The FileDescriptor is used throughout Loom as a building block. The ServerSocket<State> typestate chain (in include/loom/http/server.hpp) wraps a FileDescriptor:
template<>
class ServerSocket<Unbound>
{
FileDescriptor fd_;
public:
[[nodiscard]] auto bind(int port) && -> ServerSocket<Bound>;
};
The && qualifier on bind() means it can only be called on an rvalue — the ServerSocket<Unbound> is consumed by the transition, and a ServerSocket<Bound> is produced. The inner FileDescriptor moves along with it. At no point is the fd duplicated; at every point, exactly one owner exists.
Connection Phase Transitions
Loom’s Connection type uses a variant to encode its current phase:
struct ReadPhase { std::string buf; };
struct OwnedWrite { std::string data; size_t offset = 0; };
struct ViewWrite { std::shared_ptr<const void> owner; const char* data;
size_t len; size_t offset = 0; };
using WritePhase = std::variant<OwnedWrite, ViewWrite>;
struct Connection
{
std::variant<ReadPhase, WritePhase> phase{ReadPhase{}};
// ...
};
When the server finishes reading a request and begins writing a response, the Connection’s phase transitions from ReadPhase to WritePhase. The ReadPhase data (the read buffer) is consumed and replaced — it does not linger as a dead field. The transition is a destructive update: the old phase is overwritten, and only the new phase’s data exists. This is the linear implication in the variant: ReadPhase ⊸ WritePhase, with the variant enforcing that exactly one phase is active at any time.
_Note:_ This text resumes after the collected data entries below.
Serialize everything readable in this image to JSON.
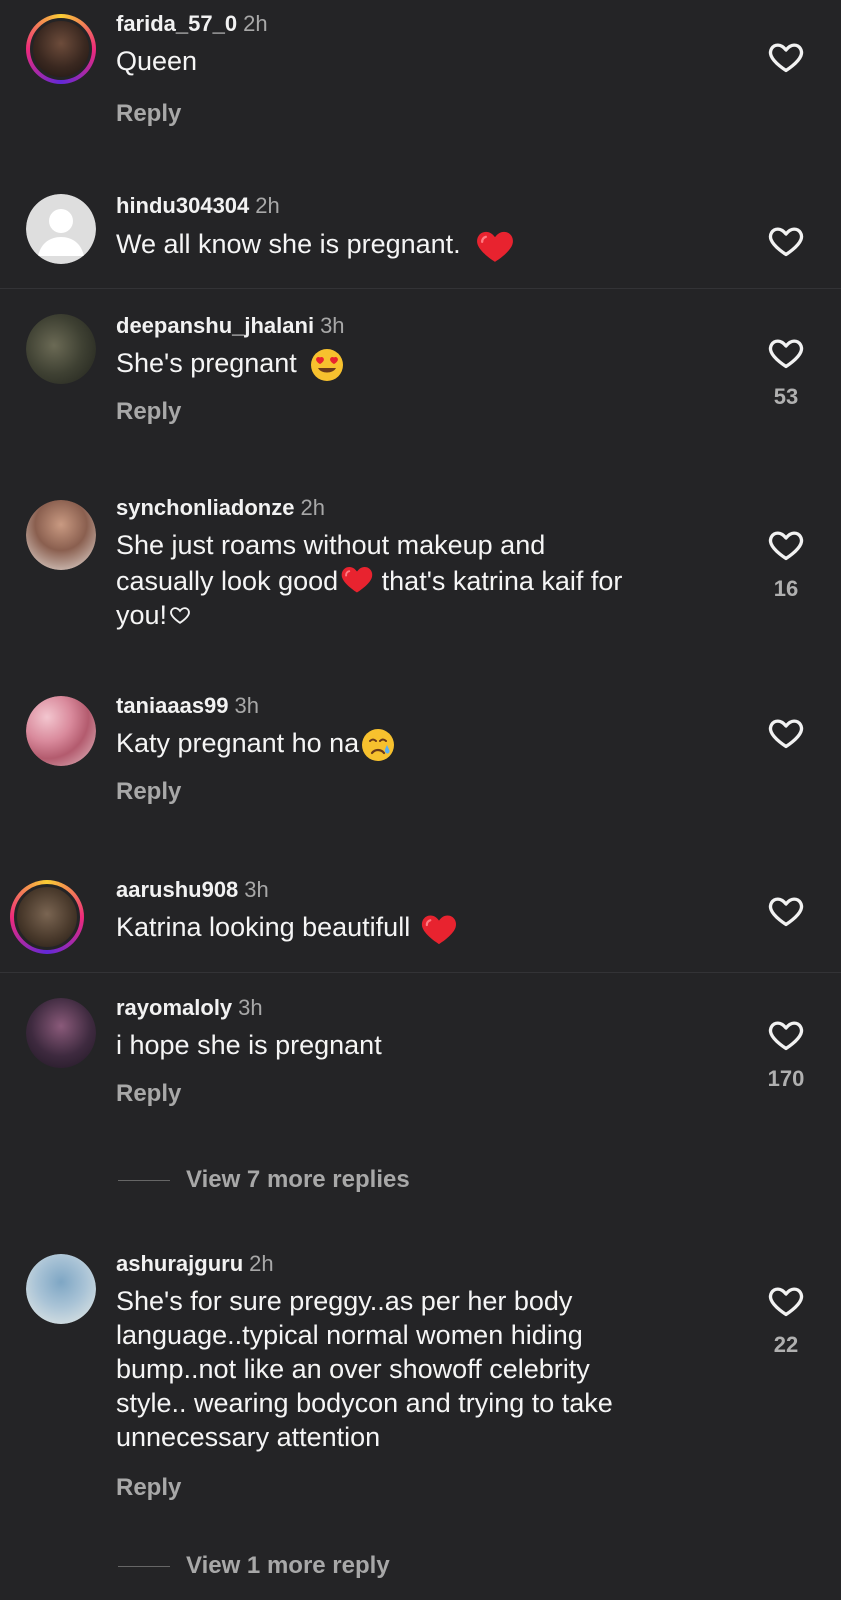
{
  "comments": [
    {
      "username": "farida_57_0",
      "time": "2h",
      "text": "Queen",
      "reply": "Reply",
      "likes": ""
    },
    {
      "username": "hindu304304",
      "time": "2h",
      "text": "We all know she is pregnant.",
      "reply": "",
      "likes": ""
    },
    {
      "username": "deepanshu_jhalani",
      "time": "3h",
      "text": "She's pregnant",
      "reply": "Reply",
      "likes": "53"
    },
    {
      "username": "synchonliadonze",
      "time": "2h",
      "text_line1": "She just roams without makeup and",
      "text_line2a": "casually look good",
      "text_line2b": " that's katrina kaif for",
      "text_line3": "you!",
      "reply": "",
      "likes": "16"
    },
    {
      "username": "taniaaas99",
      "time": "3h",
      "text": "Katy pregnant ho na",
      "reply": "Reply",
      "likes": ""
    },
    {
      "username": "aarushu908",
      "time": "3h",
      "text": "Katrina looking beautifull",
      "reply": "",
      "likes": ""
    },
    {
      "username": "rayomaloly",
      "time": "3h",
      "text": "i hope she is pregnant",
      "reply": "Reply",
      "likes": "170",
      "view_more": "View 7 more replies"
    },
    {
      "username": "ashurajguru",
      "time": "2h",
      "text_lines": [
        "She's for sure preggy..as per her body",
        "language..typical normal women hiding",
        "bump..not like an over showoff celebrity",
        "style.. wearing bodycon and trying to take",
        "unnecessary attention"
      ],
      "reply": "Reply",
      "likes": "22",
      "view_more": "View 1 more reply"
    }
  ],
  "colors": {
    "background": "#242426",
    "heart_emoji": "#e8232f",
    "secondary_text": "#a8a8a8"
  },
  "icons": {
    "like": "heart-outline-icon",
    "heart_emoji": "red-heart-emoji",
    "heart_eyes": "heart-eyes-emoji",
    "crying": "crying-face-emoji",
    "white_heart": "white-heart-emoji"
  }
}
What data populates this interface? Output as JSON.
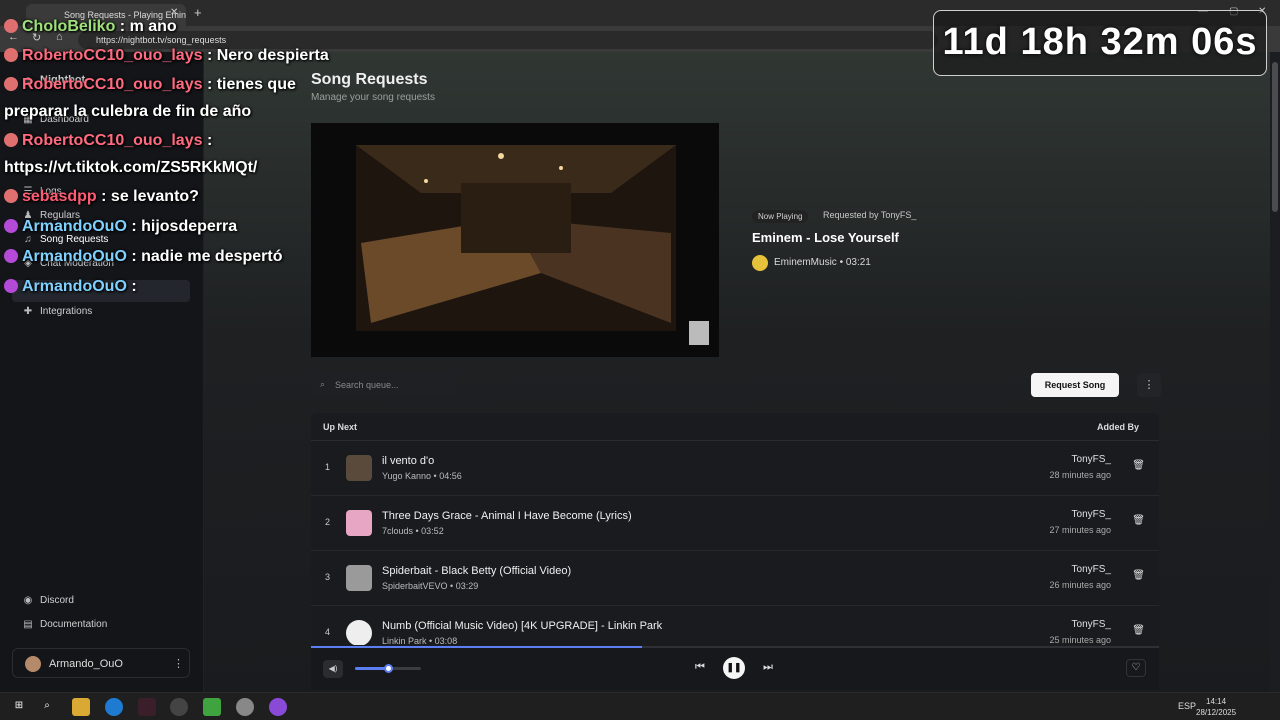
{
  "browser": {
    "tab_title": "Song Requests - Playing Emin",
    "tab_close": "✕",
    "new_tab": "+",
    "url": "https://nightbot.tv/song_requests",
    "back": "←",
    "reload": "↻",
    "home": "⌂",
    "minimize": "—",
    "maximize": "▢",
    "close": "✕"
  },
  "sidebar": {
    "items": [
      {
        "label": "Nightbot",
        "icon": "bot-icon"
      },
      {
        "label": "Dashboard",
        "icon": "grid-icon"
      },
      {
        "label": "Logs",
        "icon": "list-icon"
      },
      {
        "label": "Regulars",
        "icon": "users-icon"
      },
      {
        "label": "Song Requests",
        "icon": "headphones-icon"
      },
      {
        "label": "Chat Moderation",
        "icon": "shield-icon"
      },
      {
        "label": "Integrations",
        "icon": "puzzle-icon"
      },
      {
        "label": "Discord",
        "icon": "discord-icon"
      },
      {
        "label": "Documentation",
        "icon": "book-icon"
      }
    ],
    "user": {
      "name": "Armando_OuO",
      "more": "⋮"
    }
  },
  "page": {
    "title": "Song Requests",
    "subtitle": "Manage your song requests"
  },
  "now_playing": {
    "badge": "Now Playing",
    "requested_by": "Requested by TonyFS_",
    "title": "Eminem - Lose Yourself",
    "channel": "EminemMusic",
    "duration": "03:21",
    "meta": "EminemMusic • 03:21"
  },
  "controls": {
    "search_placeholder": "Search queue...",
    "request_button": "Request Song",
    "more": "⋮"
  },
  "queue": {
    "header_left": "Up Next",
    "header_right": "Added By",
    "rows": [
      {
        "num": "1",
        "title": "il vento d'o",
        "meta": "Yugo Kanno • 04:56",
        "user": "TonyFS_",
        "time": "28 minutes ago",
        "thumb_color": "#5a4a3c"
      },
      {
        "num": "2",
        "title": "Three Days Grace - Animal I Have Become (Lyrics)",
        "meta": "7clouds • 03:52",
        "user": "TonyFS_",
        "time": "27 minutes ago",
        "thumb_color": "#e7a6c4"
      },
      {
        "num": "3",
        "title": "Spiderbait - Black Betty (Official Video)",
        "meta": "SpiderbaitVEVO • 03:29",
        "user": "TonyFS_",
        "time": "26 minutes ago",
        "thumb_color": "#9a9a9a"
      },
      {
        "num": "4",
        "title": "Numb (Official Music Video) [4K UPGRADE] - Linkin Park",
        "meta": "Linkin Park • 03:08",
        "user": "TonyFS_",
        "time": "25 minutes ago",
        "thumb_color": "#eeeeee"
      }
    ],
    "delete_icon": "🗑"
  },
  "player": {
    "progress": 0.39,
    "volume": 0.5,
    "volume_icon": "◀)",
    "prev": "⏮",
    "pause": "❚❚",
    "next": "⏭",
    "fav": "♡"
  },
  "chat": {
    "messages": [
      {
        "user": "CholoBeliko",
        "text": ": m ano"
      },
      {
        "user": "RobertoCC10_ouo_lays",
        "text": ": Nero despierta"
      },
      {
        "user": "RobertoCC10_ouo_lays",
        "text": ": tienes que"
      },
      {
        "user": "",
        "text": "preparar la culebra de fin de año"
      },
      {
        "user": "RobertoCC10_ouo_lays",
        "text": ":"
      },
      {
        "user": "",
        "text": "https://vt.tiktok.com/ZS5RKkMQt/"
      },
      {
        "user": "sebasdpp",
        "text": ": se levanto?"
      },
      {
        "user": "ArmandoOuO",
        "text": ": hijosdeperra"
      },
      {
        "user": "ArmandoOuO",
        "text": ": nadie me despertó"
      },
      {
        "user": "ArmandoOuO",
        "text": ":"
      }
    ]
  },
  "timer": "11d 18h 32m 06s",
  "taskbar": {
    "lang": "ESP",
    "time": "14:14",
    "date": "28/12/2025",
    "start": "⊞",
    "search": "⌕"
  },
  "colors": {
    "accent": "#5b7ff2"
  }
}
The WritePhase itself is a sum of OwnedWrite (the server serialized the response and owns the string) and ViewWrite (the response is a zero-copy view into the cache, kept alive by a shared_ptr). The shared_ptr in ViewWrite is the ! modality — it marks shared, freely-copyable ownership of the cached data, while the Connection itself remains move-only. Resources at different levels of the substructural hierarchy coexist in the same data structure.
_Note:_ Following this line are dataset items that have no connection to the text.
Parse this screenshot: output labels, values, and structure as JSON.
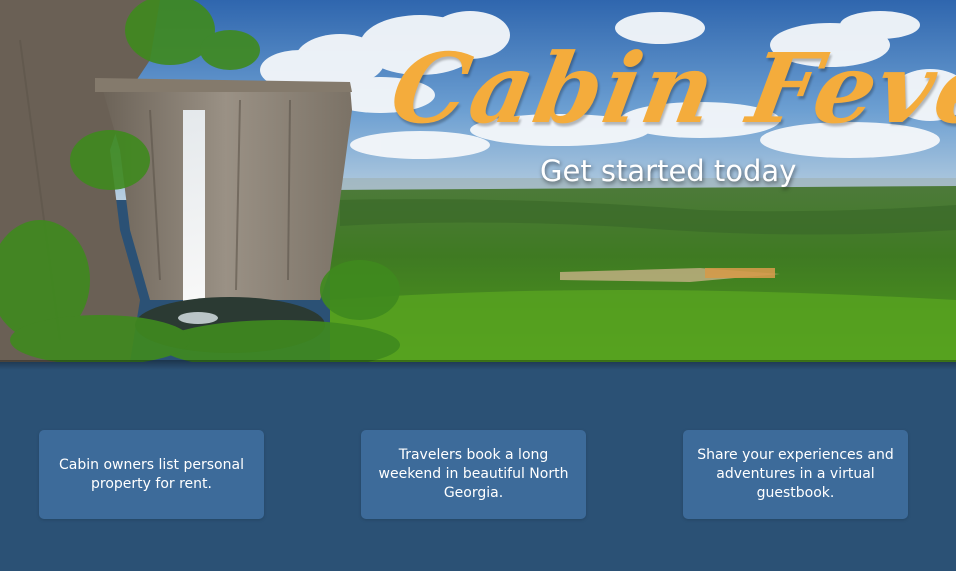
{
  "hero": {
    "title": "Cabin Fever",
    "tagline": "Get started today",
    "image": "landscape with waterfall cliff and green valley"
  },
  "features": [
    {
      "text": "Cabin owners list personal property for rent."
    },
    {
      "text": "Travelers book a long weekend in beautiful North Georgia."
    },
    {
      "text": "Share your experiences and adventures in a virtual guestbook."
    }
  ],
  "colors": {
    "title": "#f4ac3c",
    "tagline": "#ffffff",
    "background": "#2b5175",
    "card": "#3d6b9a",
    "card_text": "#ffffff"
  }
}
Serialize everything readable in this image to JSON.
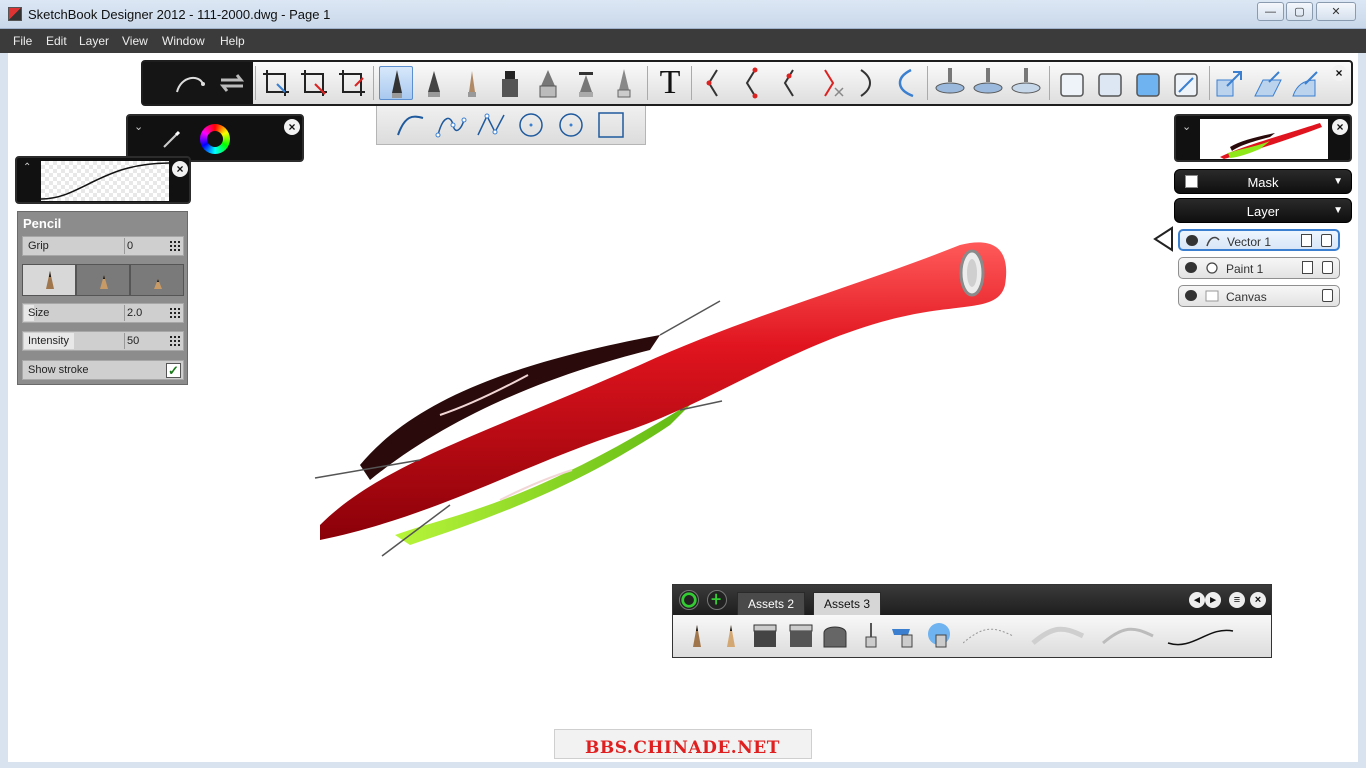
{
  "window": {
    "title": "SketchBook Designer 2012 - 111-2000.dwg - Page 1",
    "minimize_glyph": "—",
    "maximize_glyph": "▢",
    "close_glyph": "✕"
  },
  "menu": [
    "File",
    "Edit",
    "Layer",
    "View",
    "Window",
    "Help"
  ],
  "toolbar": {
    "tools": [
      {
        "name": "lagoon-icon"
      },
      {
        "name": "sync-icon"
      },
      {
        "name": "crop-select-icon"
      },
      {
        "name": "crop-move-icon"
      },
      {
        "name": "crop-rotate-icon"
      },
      {
        "name": "pencil-tool-icon",
        "active": true
      },
      {
        "name": "pen-tool-icon"
      },
      {
        "name": "brush-tool-icon"
      },
      {
        "name": "marker-tool-icon"
      },
      {
        "name": "chisel-tool-icon"
      },
      {
        "name": "airbrush-tool-icon"
      },
      {
        "name": "ink-pen-tool-icon"
      },
      {
        "name": "text-tool-icon"
      },
      {
        "name": "edit-curve-icon"
      },
      {
        "name": "edit-point-icon"
      },
      {
        "name": "add-point-icon"
      },
      {
        "name": "cut-curve-icon"
      },
      {
        "name": "stroke-icon"
      },
      {
        "name": "feather-icon"
      },
      {
        "name": "fill-brush-a-icon"
      },
      {
        "name": "fill-brush-b-icon"
      },
      {
        "name": "fill-brush-c-icon"
      },
      {
        "name": "bucket-a-icon"
      },
      {
        "name": "bucket-b-icon"
      },
      {
        "name": "bucket-c-icon"
      },
      {
        "name": "bucket-d-icon"
      },
      {
        "name": "transform-scale-icon"
      },
      {
        "name": "transform-skew-icon"
      },
      {
        "name": "transform-warp-icon"
      }
    ],
    "text_glyph": "T"
  },
  "subtoolbar": [
    "freehand-curve-icon",
    "spline-curve-icon",
    "polyline-icon",
    "circle-icon",
    "ellipse-icon",
    "rectangle-icon"
  ],
  "pencil_panel": {
    "title": "Pencil",
    "grip_label": "Grip",
    "grip_value": "0",
    "size_label": "Size",
    "size_value": "2.0",
    "size_fill": 0.1,
    "intensity_label": "Intensity",
    "intensity_value": "50",
    "intensity_fill": 0.5,
    "show_stroke_label": "Show stroke",
    "show_stroke_checked": "✓"
  },
  "layers": {
    "mask_label": "Mask",
    "layer_label": "Layer",
    "dropdown_arrow": "▼",
    "items": [
      {
        "name": "Vector 1",
        "active": true
      },
      {
        "name": "Paint 1",
        "active": false
      },
      {
        "name": "Canvas",
        "active": false
      }
    ]
  },
  "assets": {
    "tabs": [
      "Assets 2",
      "Assets 3"
    ],
    "active_tab": "Assets 3"
  },
  "watermark": "BBS.CHINADE.NET",
  "colors": {
    "accent_blue": "#3a7fd0",
    "drawing_red": "#e0141e",
    "drawing_green": "#8fe81a",
    "dark_panel": "#111111"
  }
}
Closing: Resources Demand Discipline
Classical logic assumes premises are free — use them, copy them, discard them. This assumption is fine for mathematical propositions. It is wrong for resources. Files, connections, locks, memory, transactions — these have real costs for duplication and real consequences for neglect.
Substructural type systems formalize what systems programmers have always known: resources require discipline. Linear logic provides the theory. RAII and move semantics provide the practice. The gap between theory and practice — use-after-move being UB rather than a type error — is where bugs live.
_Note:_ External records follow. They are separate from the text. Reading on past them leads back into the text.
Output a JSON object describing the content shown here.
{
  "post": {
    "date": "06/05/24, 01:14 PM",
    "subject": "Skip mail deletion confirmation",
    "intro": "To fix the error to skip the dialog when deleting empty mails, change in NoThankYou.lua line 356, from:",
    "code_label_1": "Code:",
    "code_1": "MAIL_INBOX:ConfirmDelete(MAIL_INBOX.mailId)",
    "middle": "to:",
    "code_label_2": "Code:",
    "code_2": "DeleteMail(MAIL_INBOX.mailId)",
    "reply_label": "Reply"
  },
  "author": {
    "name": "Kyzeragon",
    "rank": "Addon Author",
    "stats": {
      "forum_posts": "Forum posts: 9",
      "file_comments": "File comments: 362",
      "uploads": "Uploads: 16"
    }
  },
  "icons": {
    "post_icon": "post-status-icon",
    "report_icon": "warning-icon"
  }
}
Designing with substructural thinking means asking: for each type, which structural rules should hold?
- Can this value be copied? If no, delete the copy constructor.
- Can this value be discarded? If no, make the destructor assert or log.
- Must this value be used? If yes, add
[[nodiscard]]. - Should this value be consumed by a transition? If yes, take it by move.
The theory gives you the vocabulary. The practice gives you the tools. Together, they give you resource safety.